Abstract:
The evolution of robotics and automation technologies has spurred innovative
advancements in autonomous vehicles. The hospitals lost most of its staff during
pandemic when they needed them the most and the biggest reason for that was that the
virus was contagious and hazardous to life. We came across this idea which aims to
contribute to this evolution by developing an autonomous obstacle avoidance system
for a four-wheeled vehicle. The system integrates Ultrasonic (US) and Infrared (IR)

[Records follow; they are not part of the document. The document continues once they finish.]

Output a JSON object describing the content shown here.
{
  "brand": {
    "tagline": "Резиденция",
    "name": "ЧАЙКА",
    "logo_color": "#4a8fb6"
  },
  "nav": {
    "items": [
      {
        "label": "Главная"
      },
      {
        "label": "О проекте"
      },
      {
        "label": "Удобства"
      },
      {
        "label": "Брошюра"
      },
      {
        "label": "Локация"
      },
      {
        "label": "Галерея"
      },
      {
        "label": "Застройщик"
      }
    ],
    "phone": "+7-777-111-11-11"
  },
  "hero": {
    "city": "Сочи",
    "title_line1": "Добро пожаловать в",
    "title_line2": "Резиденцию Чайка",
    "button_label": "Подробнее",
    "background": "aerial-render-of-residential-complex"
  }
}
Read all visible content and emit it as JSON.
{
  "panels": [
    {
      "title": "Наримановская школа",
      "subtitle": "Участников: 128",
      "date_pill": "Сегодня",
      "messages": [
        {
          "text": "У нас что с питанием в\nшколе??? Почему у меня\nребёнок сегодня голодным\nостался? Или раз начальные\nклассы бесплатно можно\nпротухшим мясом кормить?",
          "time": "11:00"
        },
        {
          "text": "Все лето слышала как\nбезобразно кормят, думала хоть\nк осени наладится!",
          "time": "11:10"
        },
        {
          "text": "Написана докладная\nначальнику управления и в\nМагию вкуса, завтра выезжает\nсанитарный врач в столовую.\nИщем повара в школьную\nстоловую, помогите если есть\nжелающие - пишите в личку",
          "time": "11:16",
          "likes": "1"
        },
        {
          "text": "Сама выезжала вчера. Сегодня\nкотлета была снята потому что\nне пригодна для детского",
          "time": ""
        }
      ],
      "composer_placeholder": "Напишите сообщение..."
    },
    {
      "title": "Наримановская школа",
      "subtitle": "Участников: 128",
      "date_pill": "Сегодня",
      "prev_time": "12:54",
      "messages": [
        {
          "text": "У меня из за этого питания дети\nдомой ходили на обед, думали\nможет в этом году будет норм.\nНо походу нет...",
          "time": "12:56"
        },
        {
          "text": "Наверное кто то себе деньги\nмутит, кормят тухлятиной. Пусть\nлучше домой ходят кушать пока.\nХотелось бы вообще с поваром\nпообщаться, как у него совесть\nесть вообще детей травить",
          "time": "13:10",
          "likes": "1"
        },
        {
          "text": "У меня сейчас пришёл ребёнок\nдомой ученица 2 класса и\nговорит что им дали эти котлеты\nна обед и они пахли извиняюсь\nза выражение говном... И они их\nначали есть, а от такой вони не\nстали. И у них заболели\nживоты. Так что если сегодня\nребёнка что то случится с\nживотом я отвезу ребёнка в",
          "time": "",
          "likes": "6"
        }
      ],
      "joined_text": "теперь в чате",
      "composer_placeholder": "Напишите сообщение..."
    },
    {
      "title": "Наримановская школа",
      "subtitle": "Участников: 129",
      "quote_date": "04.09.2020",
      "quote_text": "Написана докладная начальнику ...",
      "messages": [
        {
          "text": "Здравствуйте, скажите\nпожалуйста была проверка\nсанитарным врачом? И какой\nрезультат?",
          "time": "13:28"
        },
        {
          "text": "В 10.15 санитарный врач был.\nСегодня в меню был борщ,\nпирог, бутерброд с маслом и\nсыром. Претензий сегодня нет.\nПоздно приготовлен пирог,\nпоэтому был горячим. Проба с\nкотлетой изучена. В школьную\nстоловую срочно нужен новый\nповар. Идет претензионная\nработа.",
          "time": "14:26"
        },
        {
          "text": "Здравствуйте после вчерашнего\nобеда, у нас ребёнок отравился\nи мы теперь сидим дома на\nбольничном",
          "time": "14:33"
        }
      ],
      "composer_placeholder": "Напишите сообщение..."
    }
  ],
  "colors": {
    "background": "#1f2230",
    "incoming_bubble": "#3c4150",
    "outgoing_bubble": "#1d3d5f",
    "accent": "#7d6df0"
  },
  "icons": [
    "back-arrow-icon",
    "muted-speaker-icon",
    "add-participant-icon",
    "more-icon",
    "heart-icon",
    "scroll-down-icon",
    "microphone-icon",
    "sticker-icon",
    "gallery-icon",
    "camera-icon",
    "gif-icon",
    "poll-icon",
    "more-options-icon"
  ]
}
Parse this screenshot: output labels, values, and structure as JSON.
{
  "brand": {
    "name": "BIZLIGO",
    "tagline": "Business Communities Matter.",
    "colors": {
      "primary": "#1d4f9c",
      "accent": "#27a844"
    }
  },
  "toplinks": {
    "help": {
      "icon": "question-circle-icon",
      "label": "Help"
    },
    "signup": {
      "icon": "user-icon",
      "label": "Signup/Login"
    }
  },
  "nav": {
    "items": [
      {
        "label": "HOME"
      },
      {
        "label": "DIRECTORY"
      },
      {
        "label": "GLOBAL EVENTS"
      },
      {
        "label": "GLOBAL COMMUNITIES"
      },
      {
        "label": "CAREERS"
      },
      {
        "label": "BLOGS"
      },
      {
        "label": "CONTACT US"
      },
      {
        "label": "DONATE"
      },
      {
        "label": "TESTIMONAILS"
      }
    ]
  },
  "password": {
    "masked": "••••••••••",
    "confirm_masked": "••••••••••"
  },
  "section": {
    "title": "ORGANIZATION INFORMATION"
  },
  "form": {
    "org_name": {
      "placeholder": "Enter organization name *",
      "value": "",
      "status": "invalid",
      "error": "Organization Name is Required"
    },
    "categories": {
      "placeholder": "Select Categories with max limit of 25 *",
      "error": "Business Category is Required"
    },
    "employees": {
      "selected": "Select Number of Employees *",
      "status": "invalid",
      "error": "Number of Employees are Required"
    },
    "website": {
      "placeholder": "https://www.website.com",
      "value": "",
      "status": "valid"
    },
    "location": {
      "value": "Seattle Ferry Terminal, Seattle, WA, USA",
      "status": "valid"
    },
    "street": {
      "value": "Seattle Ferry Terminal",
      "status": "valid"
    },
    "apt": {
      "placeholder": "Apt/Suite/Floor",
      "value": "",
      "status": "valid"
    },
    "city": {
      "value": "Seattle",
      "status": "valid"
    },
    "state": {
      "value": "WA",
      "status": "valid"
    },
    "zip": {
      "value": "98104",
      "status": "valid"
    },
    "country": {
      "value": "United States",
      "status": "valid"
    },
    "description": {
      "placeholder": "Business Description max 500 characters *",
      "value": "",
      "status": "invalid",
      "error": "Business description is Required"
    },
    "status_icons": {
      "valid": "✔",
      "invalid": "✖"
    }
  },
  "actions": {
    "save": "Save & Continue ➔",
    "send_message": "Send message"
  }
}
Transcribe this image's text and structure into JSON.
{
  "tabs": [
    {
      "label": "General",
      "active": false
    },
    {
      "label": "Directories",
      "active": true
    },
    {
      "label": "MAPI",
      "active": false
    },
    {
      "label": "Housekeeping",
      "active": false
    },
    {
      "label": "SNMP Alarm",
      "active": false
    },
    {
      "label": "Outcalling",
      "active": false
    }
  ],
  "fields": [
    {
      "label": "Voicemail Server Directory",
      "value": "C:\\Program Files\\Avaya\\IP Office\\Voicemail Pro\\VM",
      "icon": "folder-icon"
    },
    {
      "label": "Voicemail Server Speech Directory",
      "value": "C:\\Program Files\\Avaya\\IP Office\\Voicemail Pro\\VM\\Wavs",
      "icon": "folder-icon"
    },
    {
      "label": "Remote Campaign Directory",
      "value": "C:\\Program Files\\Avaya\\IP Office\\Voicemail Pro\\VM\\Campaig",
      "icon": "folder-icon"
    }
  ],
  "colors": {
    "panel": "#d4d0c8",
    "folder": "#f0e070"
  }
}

sensors for comprehensive obstacle detection, a Feed-Forward Neural Network for
real-time decision-making, Bluetooth communication for interaction with a dedicated
Flutter mobile application, and the potential for future path planning integration. The
project's foundation lies in the Sensor Integration Module, where US and IR sensors
are strategically positioned to detect obstacles in the vehicle's vicinity. The Neural
Network Module involves extensive back propagation training to derive accurate
weights, enabling the neural network to process sensor data and generate motor
activation commands. The Decision-Making and Control Module translates these
outputs into specific motor activations, guiding the vehicle to navigate in response to
obstacles. Seamless interaction between the vehicle and users is achieved through the
Bluetooth and Mobile App Integration Module. The Flutter mobile application
provides real-time tracking, performance metrics, and user input capabilities. The
robot utilises several sensors to gather and subsequently communicate data from its
surroundings to a central computing core. This core operates a mapping programme
that utilises the acquired data to generate a map of the environment.